Non parce qu’on disait encore récemment “je ne vais pas dépenser de l’argent pour des bourreaux, alors qu’on me critique de ne pas dépenser assez d’argent pour les victimes”. Mais à partir du moment où on ne leur met pas une balle dans la tête, c’est qu’on estime qu’ils ont vocation à réintégrer la société. Si on les met en prison, si on les laisse avec leur haine contre leur femme. la juge, etc. il y a toutes les chances pour qu’ils récidivent. Souvent condamnés à de courtes peines, ils vont dans des maisons d’arrêt surpeuplées, enfermés 22 h/24, sans accès au sport, à la psy… ils ne peuvent ressortir qu’avec la rage au ventre.

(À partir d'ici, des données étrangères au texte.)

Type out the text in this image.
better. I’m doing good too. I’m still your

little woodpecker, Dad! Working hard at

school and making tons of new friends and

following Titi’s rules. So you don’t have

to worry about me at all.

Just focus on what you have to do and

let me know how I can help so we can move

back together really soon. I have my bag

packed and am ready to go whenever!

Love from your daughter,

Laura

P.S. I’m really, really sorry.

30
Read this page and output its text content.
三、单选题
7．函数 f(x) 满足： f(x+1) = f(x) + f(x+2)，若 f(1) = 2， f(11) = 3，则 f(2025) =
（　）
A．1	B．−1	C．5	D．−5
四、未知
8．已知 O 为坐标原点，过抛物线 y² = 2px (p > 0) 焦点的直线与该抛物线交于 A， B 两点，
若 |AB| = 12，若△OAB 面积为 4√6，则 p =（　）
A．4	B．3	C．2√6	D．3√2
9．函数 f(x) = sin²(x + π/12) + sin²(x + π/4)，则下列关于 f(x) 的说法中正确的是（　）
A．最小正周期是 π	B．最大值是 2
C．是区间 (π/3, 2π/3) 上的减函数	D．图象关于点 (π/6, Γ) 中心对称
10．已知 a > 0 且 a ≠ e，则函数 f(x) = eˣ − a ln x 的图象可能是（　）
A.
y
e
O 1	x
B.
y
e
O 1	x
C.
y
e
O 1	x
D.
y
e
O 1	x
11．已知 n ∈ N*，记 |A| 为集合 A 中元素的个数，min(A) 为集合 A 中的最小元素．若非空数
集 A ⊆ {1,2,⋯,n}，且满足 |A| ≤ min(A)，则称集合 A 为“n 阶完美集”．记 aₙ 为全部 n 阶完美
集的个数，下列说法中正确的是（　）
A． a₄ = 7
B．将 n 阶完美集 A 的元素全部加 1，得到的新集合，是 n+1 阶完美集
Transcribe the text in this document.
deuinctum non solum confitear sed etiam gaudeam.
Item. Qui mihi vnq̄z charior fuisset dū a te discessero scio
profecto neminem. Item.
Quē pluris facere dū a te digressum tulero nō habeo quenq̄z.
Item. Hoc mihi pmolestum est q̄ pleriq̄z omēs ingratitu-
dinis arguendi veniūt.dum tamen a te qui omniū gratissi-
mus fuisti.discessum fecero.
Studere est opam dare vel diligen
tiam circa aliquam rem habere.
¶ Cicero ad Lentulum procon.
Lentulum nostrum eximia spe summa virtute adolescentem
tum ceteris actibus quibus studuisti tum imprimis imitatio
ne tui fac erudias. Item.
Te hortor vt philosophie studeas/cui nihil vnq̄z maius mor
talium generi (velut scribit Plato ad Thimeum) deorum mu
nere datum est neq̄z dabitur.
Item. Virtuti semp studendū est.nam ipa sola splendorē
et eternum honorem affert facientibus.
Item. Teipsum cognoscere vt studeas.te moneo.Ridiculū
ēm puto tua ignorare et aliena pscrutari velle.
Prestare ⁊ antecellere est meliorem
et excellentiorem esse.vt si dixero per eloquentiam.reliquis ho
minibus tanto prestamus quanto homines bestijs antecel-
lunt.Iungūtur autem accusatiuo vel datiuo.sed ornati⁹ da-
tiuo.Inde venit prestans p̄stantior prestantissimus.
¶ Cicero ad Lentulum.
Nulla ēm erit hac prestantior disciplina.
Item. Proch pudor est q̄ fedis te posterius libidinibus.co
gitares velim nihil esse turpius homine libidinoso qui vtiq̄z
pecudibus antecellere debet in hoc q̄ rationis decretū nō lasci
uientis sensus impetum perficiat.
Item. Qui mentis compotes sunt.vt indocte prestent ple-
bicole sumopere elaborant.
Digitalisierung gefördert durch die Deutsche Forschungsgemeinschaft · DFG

Que doit-on faire pour endiguer la violence conjugale ?
Le système d’éducation doit être repensé. Il faut mettre le paquet sur la génération qui vient.
Écrire ce livre en tant qu’homme, ça vous fait quoi ?
Par sincérité pour les lecteurs, je raconte qu’à 18 ans, j’embrasse une fille de force parce que je vois très bien que, si j’étais amoureux d’elle, elle, elle ne m’aimait plus. Le passage à l’acte violent est toujours lié à cela, à ce sentiment d’être abandonné… Ce livre est aussi une prise de conscience personnelle.
Peut-il amener à réfléchir ?
J’aimerais amener les gens à ne pas systématiquement considérer l’autre comme un étranger qui ne nous ressemble pas. Ces mecs violents, s’ils sont nombreux – 1 million en France (220 000 femmes déclarent être victimes, 80% ne portent pas plainte) – c’est parce qu’ils nous ressemblent.